Retraite à 65 ans : cette piste de Bercy pourrait bouleverser la vie de millions de Français
Après le choc des 64 ans, une nouvelle idée surgit en coulisses… Et elle pourrait bien repousser encore plus loin la fin de carrière de toute une génération.
Ils pensaient que le débat était derrière eux.
Que la tempête des 64 ans avait laissé des traces, certes… mais qu’elle appartenait désormais au passé.
Et pourtant.
Dans les couloirs feutrés du ministère de l’Économie, une idée refait surface. Discrète. Presque silencieuse. Mais redoutablement puissante : repousser encore l’âge de départ à la retraite… jusqu’à 65 ans.
Ce n’est pas une rumeur. C’est une piste sérieusement étudiée.
Car les chiffres, eux, ne mentent pas. Le système des retraites replonge dans le rouge. Après un déficit de 1,7 milliard d’euros en 2024, la facture pourrait grimper à 5 milliards dès 2026, puis atteindre 6,6 milliards par an à l’horizon 2030.
Une spirale que les experts jugent préoccupante.
Face à cela, plusieurs solutions ont été posées sur la table.
Baisser les pensions ? Trop explosif. Dans un contexte de pouvoir d’achat déjà sous tension, toucher au niveau de vie des retraités serait politiquement intenable.
Augmenter les cotisations ? Là encore, la pilule passerait mal. Salariés et entreprises seraient directement impactés, avec un risque sur l’emploi.
Reste alors une troisième voie. La plus brutale… mais aussi la plus efficace sur le papier : travailler plus longtemps.
Repousser l’âge légal à 65 ans permettrait de générer entre 8 et 10 milliards d’euros d’économies par an.
Le mécanisme est simple.
Retarder le départ, c’est payer les pensions plus tard. Mais c’est aussi faire cotiser les actifs une année supplémentaire. Un double effet qui, selon les projections, suffirait à combler le déficit structurel attendu d’ici 2030.
Sur le papier, tout semble fonctionner.
Mais dans la réalité, les conséquences pourraient être bien plus complexes.
Car derrière les chiffres, il y a des vies.
Des salariés qui ont commencé à travailler à 18 ans et qui devront tenir physiquement jusqu’à un âge plus avancé.
Des carrières longues, souvent pénibles, qui risquent de s’étirer encore.
Et à l’inverse, ceux qui entrent tard sur le marché du travail pourraient voir leur départ à la retraite glisser bien au-delà de 65 ans, en raison du nombre de trimestres requis.

D’autres effets inquiétants apparaissent aussi.
Plus de seniors pourraient se retrouver coincés entre chômage, invalidité ou minima sociaux, incapables de rester en emploi jusqu’à l’âge légal.
Une zone grise déjà bien connue… qui pourrait s’élargir.

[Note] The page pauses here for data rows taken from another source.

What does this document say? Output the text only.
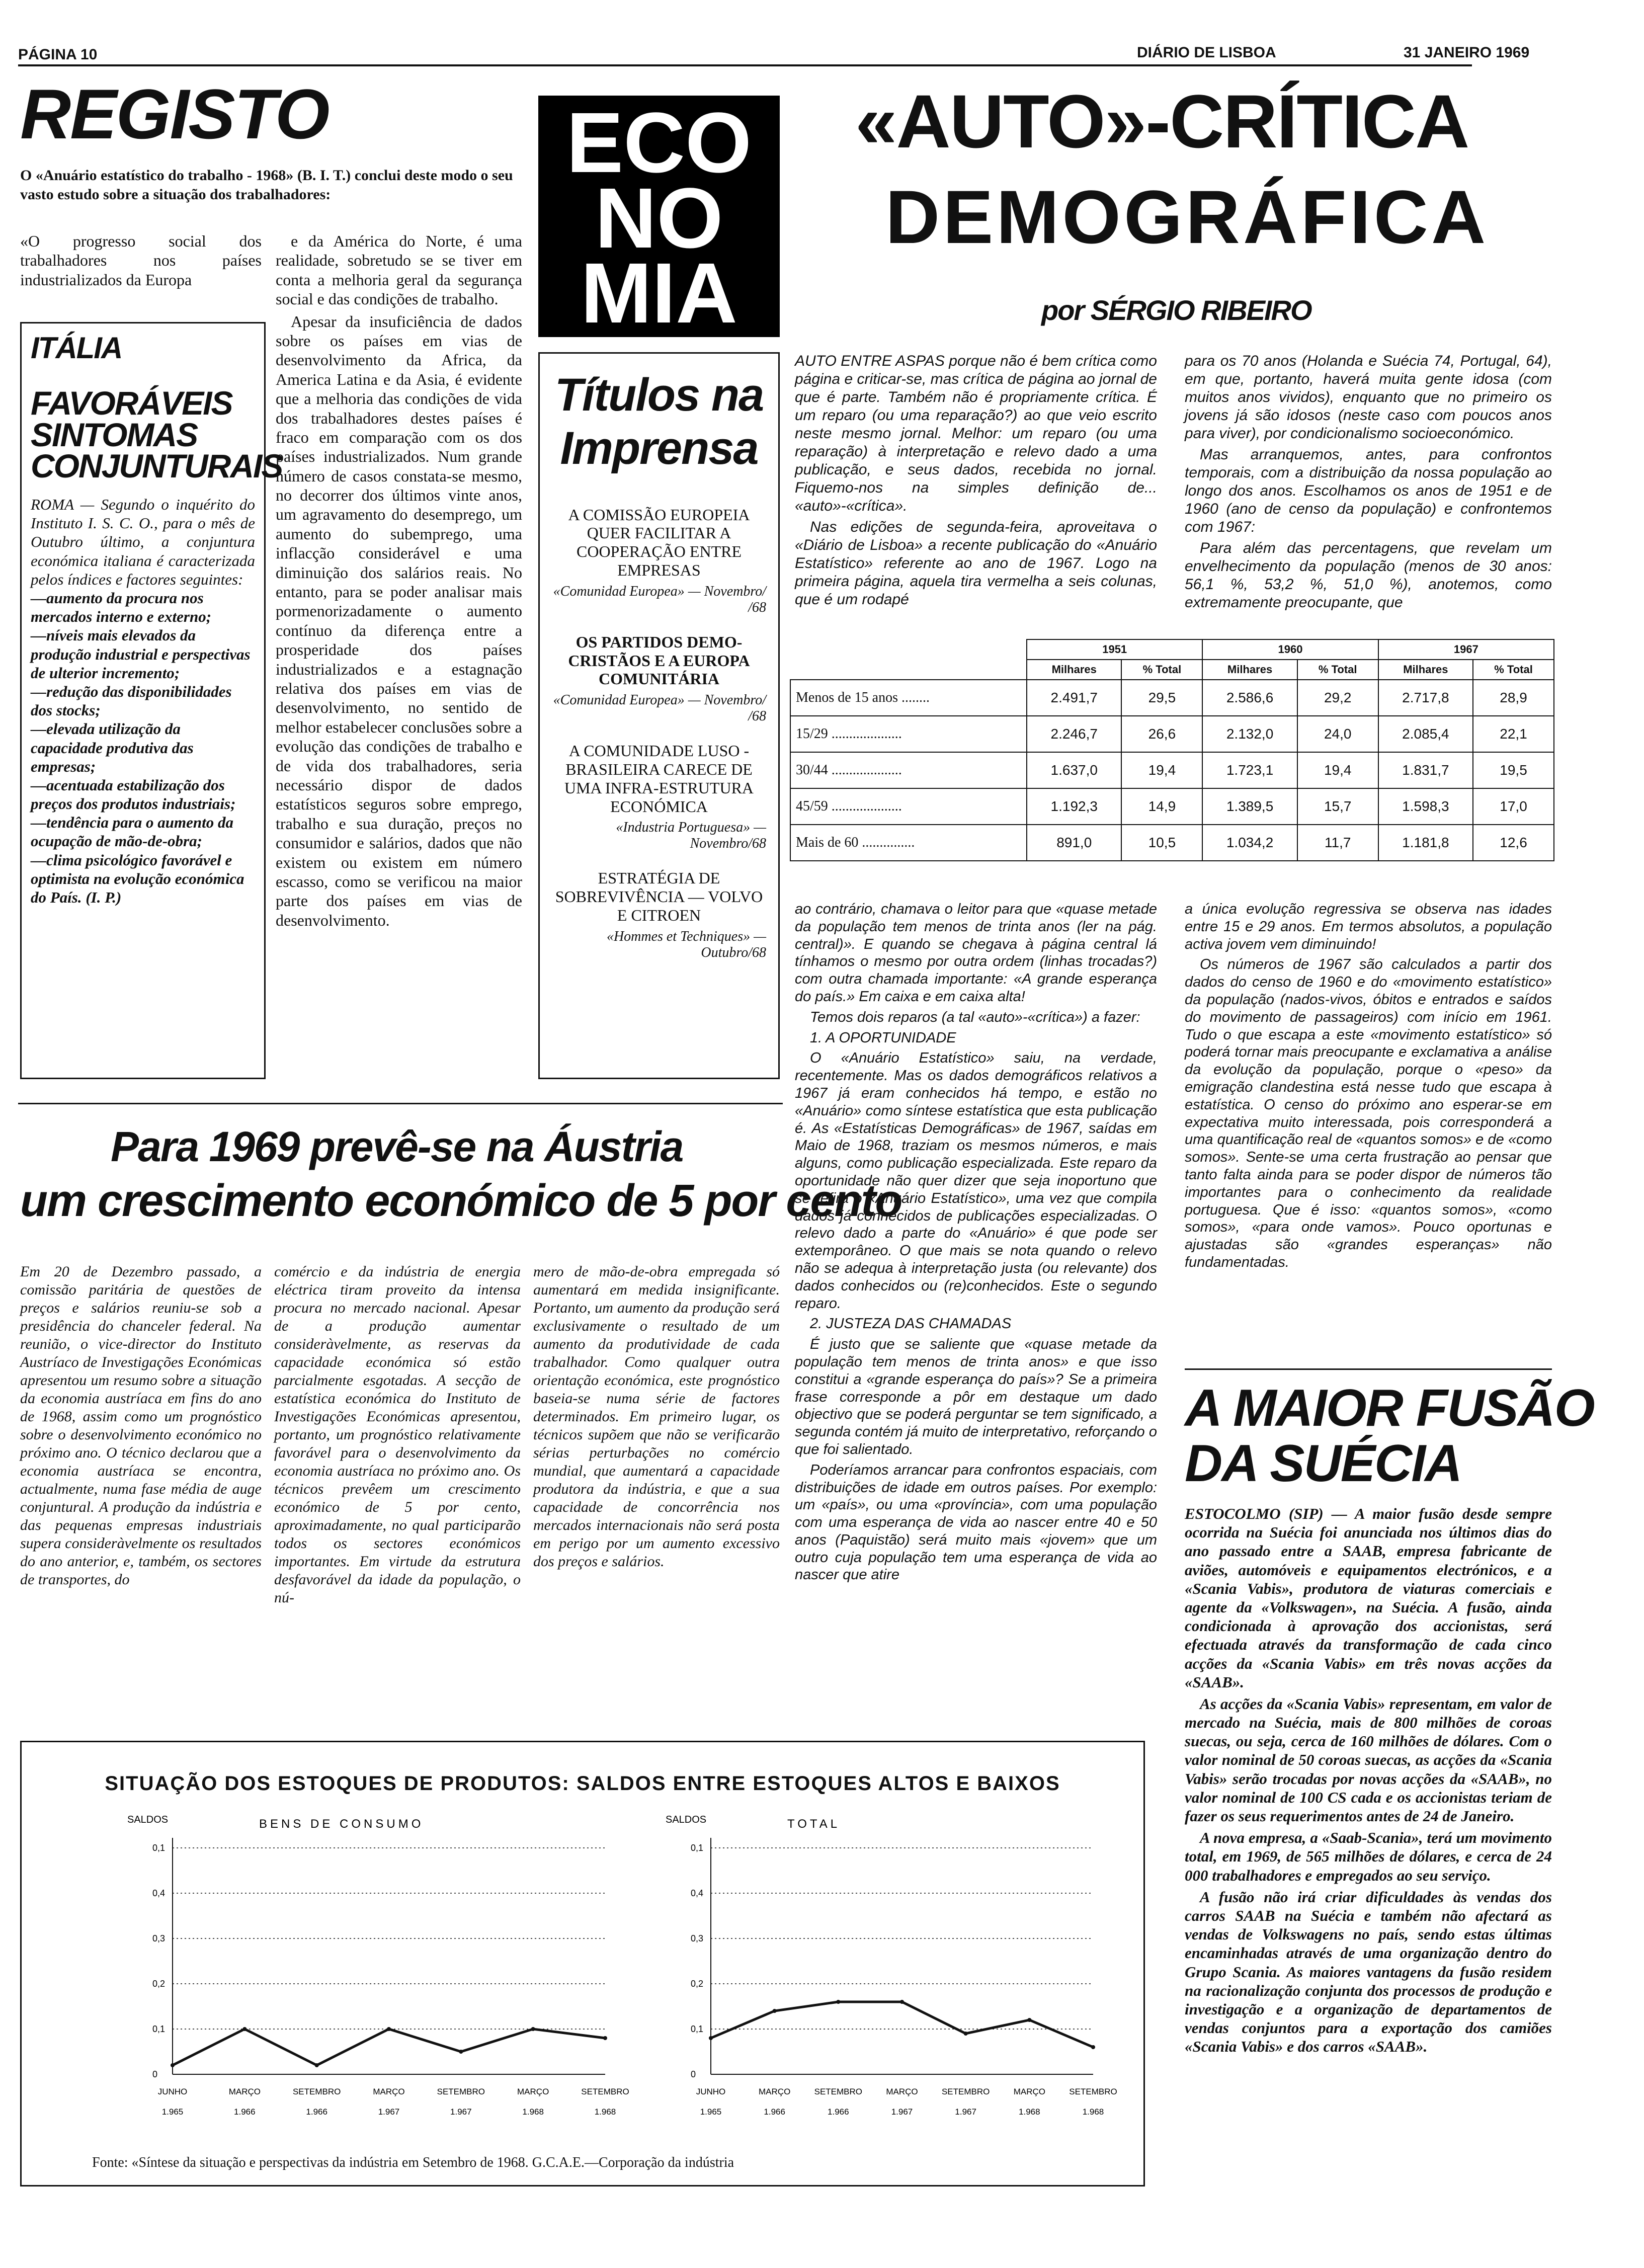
PÁGINA 10	DIÁRIO DE LISBOA	31 JANEIRO 1969
REGISTO
O «Anuário estatístico do trabalho - 1968» (B. I. T.) conclui deste modo o seu vasto estudo sobre a situação dos trabalhadores:
«O progresso social dos trabalhadores nos países industrializados da Europa

e da América do Norte, é uma realidade, sobretudo se se tiver em conta a melhoria geral da segurança social e das condições de trabalho.

Apesar da insuficiência de dados sobre os países em vias de desenvolvimento da Africa, da America Latina e da Asia, é evidente que a melhoria das condições de vida dos trabalhadores destes países é fraco em comparação com os dos países industrializados. Num grande número de casos constata-se mesmo, no decorrer dos últimos vinte anos, um agravamento do desemprego, um aumento do subemprego, uma inflacção considerável e uma diminuição dos salários reais. No entanto, para se poder analisar mais pormenorizadamente o aumento contínuo da diferença entre a prosperidade dos países industrializados e a estagnação relativa dos países em vias de desenvolvimento, no sentido de melhor estabelecer conclusões sobre a evolução das condições de trabalho e de vida dos trabalhadores, seria necessário dispor de dados estatísticos seguros sobre emprego, trabalho e sua duração, preços no consumidor e salários, dados que não existem ou existem em número escasso, como se verificou na maior parte dos países em vias de desenvolvimento.

ITÁLIA
FAVORÁVEIS SINTOMAS CONJUNTURAIS
ROMA — Segundo o inquérito do Instituto I. S. C. O., para o mês de Outubro último, a conjuntura económica italiana é caracterizada pelos índices e factores seguintes:
—aumento da procura nos mercados interno e externo;
—níveis mais elevados da produção industrial e perspectivas de ulterior incremento;
—redução das disponibilidades dos stocks;
—elevada utilização da capacidade produtiva das empresas;
—acentuada estabilização dos preços dos produtos industriais;
—tendência para o aumento da ocupação de mão-de-obra;
—clima psicológico favorável e optimista na evolução económica do País. (I. P.)
ECO
NO
MIA
Títulos na Imprensa
A COMISSÃO EUROPEIA QUER FACILITAR A COOPERAÇÃO ENTRE EMPRESAS
«Comunidad Europea» — Novembro/ /68
OS PARTIDOS DEMO-CRISTÃOS E A EUROPA COMUNITÁRIA
«Comunidad Europea» — Novembro/ /68
A COMUNIDADE LUSO - BRASILEIRA CARECE DE UMA INFRA-ESTRUTURA ECONÓMICA
«Industria Portuguesa» — Novembro/68
ESTRATÉGIA DE SOBREVIVÊNCIA — VOLVO E CITROEN
«Hommes et Techniques» — Outubro/68
«AUTO»-CRÍTICA
DEMOGRÁFICA
por SÉRGIO RIBEIRO

AUTO ENTRE ASPAS porque não é bem crítica como página e criticar-se, mas crítica de página ao jornal de que é parte. Também não é propriamente crítica. É um reparo (ou uma reparação?) ao que veio escrito neste mesmo jornal. Melhor: um reparo (ou uma reparação) à interpretação e relevo dado a uma publicação, e seus dados, recebida no jornal. Fiquemo-nos na simples definição de... «auto»-«crítica».

Nas edições de segunda-feira, aproveitava o «Diário de Lisboa» a recente publicação do «Anuário Estatístico» referente ao ano de 1967. Logo na primeira página, aquela tira vermelha a seis colunas, que é um rodapé

para os 70 anos (Holanda e Suécia 74, Portugal, 64), em que, portanto, haverá muita gente idosa (com muitos anos vividos), enquanto que no primeiro os jovens já são idosos (neste caso com poucos anos para viver), por condicionalismo socioeconómico.

Mas arranquemos, antes, para confrontos temporais, com a distribuição da nossa população ao longo dos anos. Escolhamos os anos de 1951 e de 1960 (ano de censo da população) e confrontemos com 1967:

Para além das percentagens, que revelam um envelhecimento da população (menos de 30 anos: 56,1 %, 53,2 %, 51,0 %), anotemos, como extremamente preocupante, que

	1951		1960		1967	
	Milhares	% Total	Milhares	% Total	Milhares	% Total
Menos de 15 anos ........	2.491,7	29,5	2.586,6	29,2	2.717,8	28,9
15/29 ....................	2.246,7	26,6	2.132,0	24,0	2.085,4	22,1
30/44 ....................	1.637,0	19,4	1.723,1	19,4	1.831,7	19,5
45/59 ....................	1.192,3	14,9	1.389,5	15,7	1.598,3	17,0
Mais de 60 ...............	891,0	10,5	1.034,2	11,7	1.181,8	12,6

ao contrário, chamava o leitor para que «quase metade da população tem menos de trinta anos (ler na pág. central)». E quando se chegava à página central lá tínhamos o mesmo por outra ordem (linhas trocadas?) com outra chamada importante: «A grande esperança do país.» Em caixa e em caixa alta!

Temos dois reparos (a tal «auto»-«crítica») a fazer:

1. A OPORTUNIDADE

O «Anuário Estatístico» saiu, na verdade, recentemente. Mas os dados demográficos relativos a 1967 já eram conhecidos há tempo, e estão no «Anuário» como síntese estatística que esta publicação é. As «Estatísticas Demográficas» de 1967, saídas em Maio de 1968, traziam os mesmos números, e mais alguns, como publicação especializada. Este reparo da oportunidade não quer dizer que seja inoportuno que se refira o «Anuário Estatístico», uma vez que compila dados já conhecidos de publicações especializadas. O relevo dado a parte do «Anuário» é que pode ser extemporâneo. O que mais se nota quando o relevo não se adequa à interpretação justa (ou relevante) dos dados conhecidos ou (re)conhecidos. Este o segundo reparo.

2. JUSTEZA DAS CHAMADAS

É justo que se saliente que «quase metade da população tem menos de trinta anos» e que isso constitui a «grande esperança do país»? Se a primeira frase corresponde a pôr em destaque um dado objectivo que se poderá perguntar se tem significado, a segunda contém já muito de interpretativo, reforçando o que foi salientado.

Poderíamos arrancar para confrontos espaciais, com distribuições de idade em outros países. Por exemplo: um «país», ou uma «província», com uma população com uma esperança de vida ao nascer entre 40 e 50 anos (Paquistão) será muito mais «jovem» que um outro cuja população tem uma esperança de vida ao nascer que atire

a única evolução regressiva se observa nas idades entre 15 e 29 anos. Em termos absolutos, a população activa jovem vem diminuindo!

Os números de 1967 são calculados a partir dos dados do censo de 1960 e do «movimento estatístico» da população (nados-vivos, óbitos e entrados e saídos do movimento de passageiros) com início em 1961. Tudo o que escapa a este «movimento estatístico» só poderá tornar mais preocupante e exclamativa a análise da evolução da população, porque o «peso» da emigração clandestina está nesse tudo que escapa à estatística. O censo do próximo ano esperar-se em expectativa muito interessada, pois corresponderá a uma quantificação real de «quantos somos» e de «como somos». Sente-se uma certa frustração ao pensar que tanto falta ainda para se poder dispor de números tão importantes para o conhecimento da realidade portuguesa. Que é isso: «quantos somos», «como somos», «para onde vamos». Pouco oportunas e ajustadas são «grandes esperanças» não fundamentadas.

Para 1969 prevê-se na Áustria
um crescimento económico de 5 por cento
Em 20 de Dezembro passado, a comissão paritária de questões de preços e salários reuniu-se sob a presidência do chanceler federal. Na reunião, o vice-director do Instituto Austríaco de Investigações Económicas apresentou um resumo sobre a situação da economia austríaca em fins do ano de 1968, assim como um prognóstico sobre o desenvolvimento económico no próximo ano. O técnico declarou que a economia austríaca se encontra, actualmente, numa fase média de auge conjuntural. A produção da indústria e das pequenas empresas industriais supera consideràvelmente os resultados do ano anterior, e, também, os sectores de transportes, do
comércio e da indústria de energia eléctrica tiram proveito da intensa procura no mercado nacional. Apesar de a produção aumentar consideràvelmente, as reservas da capacidade económica só estão parcialmente esgotadas. A secção de estatística económica do Instituto de Investigações Económicas apresentou, portanto, um prognóstico relativamente favorável para o desenvolvimento da economia austríaca no próximo ano. Os técnicos prevêem um crescimento económico de 5 por cento, aproximadamente, no qual participarão todos os sectores económicos importantes. Em virtude da estrutura desfavorável da idade da população, o nú-
mero de mão-de-obra empregada só aumentará em medida insignificante. Portanto, um aumento da produção será exclusivamente o resultado de um aumento da produtividade de cada trabalhador. Como qualquer outra orientação económica, este prognóstico baseia-se numa série de factores determinados. Em primeiro lugar, os técnicos supõem que não se verificarão sérias perturbações no comércio mundial, que aumentará a capacidade produtora da indústria, e que a sua capacidade de concorrência nos mercados internacionais não será posta em perigo por um aumento excessivo dos preços e salários.
A MAIOR FUSÃO
DA SUÉCIA

ESTOCOLMO (SIP) — A maior fusão desde sempre ocorrida na Suécia foi anunciada nos últimos dias do ano passado entre a SAAB, empresa fabricante de aviões, automóveis e equipamentos electrónicos, e a «Scania Vabis», produtora de viaturas comerciais e agente da «Volkswagen», na Suécia. A fusão, ainda condicionada à aprovação dos accionistas, será efectuada através da transformação de cada cinco acções da «Scania Vabis» em três novas acções da «SAAB».

As acções da «Scania Vabis» representam, em valor de mercado na Suécia, mais de 800 milhões de coroas suecas, ou seja, cerca de 160 milhões de dólares. Com o valor nominal de 50 coroas suecas, as acções da «Scania Vabis» serão trocadas por novas acções da «SAAB», no valor nominal de 100 CS cada e os accionistas teriam de fazer os seus requerimentos antes de 24 de Janeiro.

A nova empresa, a «Saab-Scania», terá um movimento total, em 1969, de 565 milhões de dólares, e cerca de 24 000 trabalhadores e empregados ao seu serviço.

A fusão não irá criar dificuldades às vendas dos carros SAAB na Suécia e também não afectará as vendas de Volkswagens no país, sendo estas últimas encaminhadas através de uma organização dentro do Grupo Scania. As maiores vantagens da fusão residem na racionalização conjunta dos processos de produção e investigação e a organização de departamentos de vendas conjuntos para a exportação dos camiões «Scania Vabis» e dos carros «SAAB».

SITUAÇÃO DOS ESTOQUES DE PRODUTOS: SALDOS ENTRE ESTOQUES ALTOS E BAIXOS
SALDOS	BENS DE CONSUMO
0,1
0,4
0,3
0,2
0,1
0
JUNHO
1.965
MARÇO
1.966
SETEMBRO
1.966
MARÇO
1.967
SETEMBRO
1.967
MARÇO
1.968
SETEMBRO
1.968
SALDOS	TOTAL
0,1
0,4
0,3
0,2
0,1
0
JUNHO
1.965
MARÇO
1.966
SETEMBRO
1.966
MARÇO
1.967
SETEMBRO
1.967
MARÇO
1.968
SETEMBRO
1.968
Fonte: «Síntese da situação e perspectivas da indústria em Setembro de 1968. G.C.A.E.—Corporação da indústria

Aujourd’hui, certaines générations sont déjà impactées par les ajustements récents. Les personnes nées en 1964 peuvent partir à taux plein à 63 ans et neuf mois, avec 170 trimestres. Celles nées à la fin des années 60 restent, elles, sur un seuil fixé à 64 ans.
Mais ce cadre pourrait évoluer rapidement.
Car rien n’est encore figé.
Le calendrier politique joue un rôle clé.
La présidentielle de 2027 sera déterminante. Chaque candidat devra trancher : maintenir 64 ans, passer à 65, ou proposer une alternative plus radicale encore, comme une part de capitalisation.
D’ailleurs, une majorité de Français semble déjà ouverte à cette idée.
Le débat ne fait que commencer.
Et une chose est certaine : la question de la retraite n’a pas fini de bouleverser le quotidien de millions de Français.